With showy fragrant panicles of lavender bloom, this ornamental has been planted extensively. Escaped to natural areas, its woody vines strangle and shade out foliage, killing trees. It reproduces from seeds in fuzzy pods, from stems touching the ground, and from any bit of root left in the ground. Cut vines must be bagged and disposed of so no portion touches the ground. After cutting at ground level, woody vines must be unwrapped from tree trunks or they will still girdle trees. P/D (young), F/S, C/M/reC, PostE, C&P/S, WW - see key below

Key for control methods

Mechanical options

  • (B) Burn: Use controlled fires to destroy aboveground growth. (First, contact local fire department).
  • (C&G) Cut and grind:  Cut down, then grind stump.
  • (C/M/reC) Cut, Mow, and Re-cut:  Cut to the ground and re-cut at the first appearance of new growth.  This starves the root system.

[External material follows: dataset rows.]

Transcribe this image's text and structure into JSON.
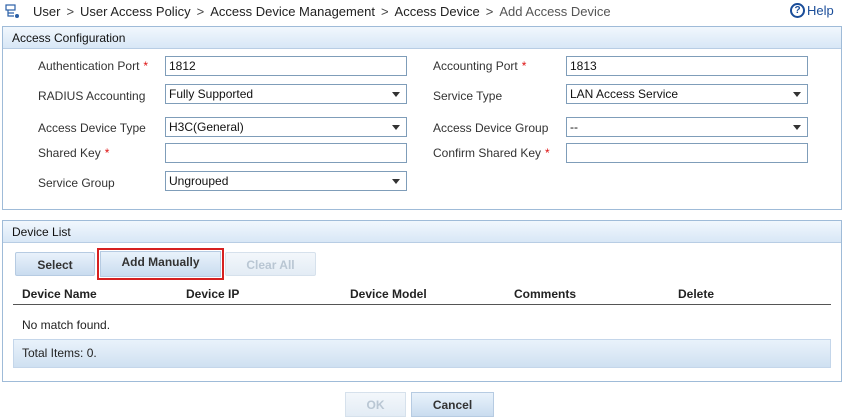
{
  "breadcrumb": {
    "items": [
      "User",
      "User Access Policy",
      "Access Device Management",
      "Access Device",
      "Add Access Device"
    ],
    "separator": ">"
  },
  "help": {
    "label": "Help"
  },
  "access_config": {
    "title": "Access Configuration",
    "fields": {
      "auth_port": {
        "label": "Authentication Port",
        "required": "*",
        "value": "1812"
      },
      "acct_port": {
        "label": "Accounting Port",
        "required": "*",
        "value": "1813"
      },
      "radius_accounting": {
        "label": "RADIUS Accounting",
        "value": "Fully Supported"
      },
      "service_type": {
        "label": "Service Type",
        "value": "LAN Access Service"
      },
      "device_type": {
        "label": "Access Device Type",
        "value": "H3C(General)"
      },
      "device_group": {
        "label": "Access Device Group",
        "value": "--"
      },
      "shared_key": {
        "label": "Shared Key",
        "required": "*",
        "value": ""
      },
      "confirm_key": {
        "label": "Confirm Shared Key",
        "required": "*",
        "value": ""
      },
      "service_group": {
        "label": "Service Group",
        "value": "Ungrouped"
      }
    }
  },
  "device_list": {
    "title": "Device List",
    "toolbar": {
      "select": "Select",
      "add_manually": "Add Manually",
      "clear_all": "Clear All"
    },
    "columns": [
      "Device Name",
      "Device IP",
      "Device Model",
      "Comments",
      "Delete"
    ],
    "empty_message": "No match found.",
    "total": "Total Items: 0."
  },
  "actions": {
    "ok": "OK",
    "cancel": "Cancel"
  },
  "colors": {
    "accent": "#1a4d99",
    "required": "#dd1111",
    "highlight": "#d62020"
  }
}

It may require persistence.
  • (F/S) Flower/Seed removal:  Do not allow seed development.  When plant removal must be postponed, prevent spread by seed. Cut off flowers before seed forms. Some plants flower and produce seed at the same time. Bag and dispose of seeds in landfills.  DO NOT compost.
  • (G) Girdle:  Remove bark and cambium layer.  Remove (or spray) any re-sprouting from roots or below girdled area.
  • (P/D) Pull/Dig: This is especially effective with seedlings or annuals. Mile-A-Minute vine, for instance, has almost no root system at all.  However, for those that can re-sprout from a tiny root piece, such as Canada thistle, removal of entire root is critical. Moist soil facilitates.
  • (SM) Smother: Cover plants with cardboard, many layers of newspapers, or plastic, then mulch. Plastic must be removed afterward, and if mulch decomposes on it, this can be an arduous process.
  • (WW) Weed Wrench (TM):  This tool can uproot large shrubs and small trees

Chemical options

  • (C&P/S) Cut and Paint or Spray:  Cut down trunk and paint or target spray the stump within five minutes.
  • (H/S) Hack & Squirt:  Slash bark using a saw or hatchet, and squirt liquid herbicide into the wounds; re-spray any re-growth. 
  • (PostE) Post-emergent herbicides:  Spray foliage of perennial/woody plants. Spot-treat in lawns.
  • (PreE)Pre-emergent herbicide:  Spread this granular herbicide prior to seed germination.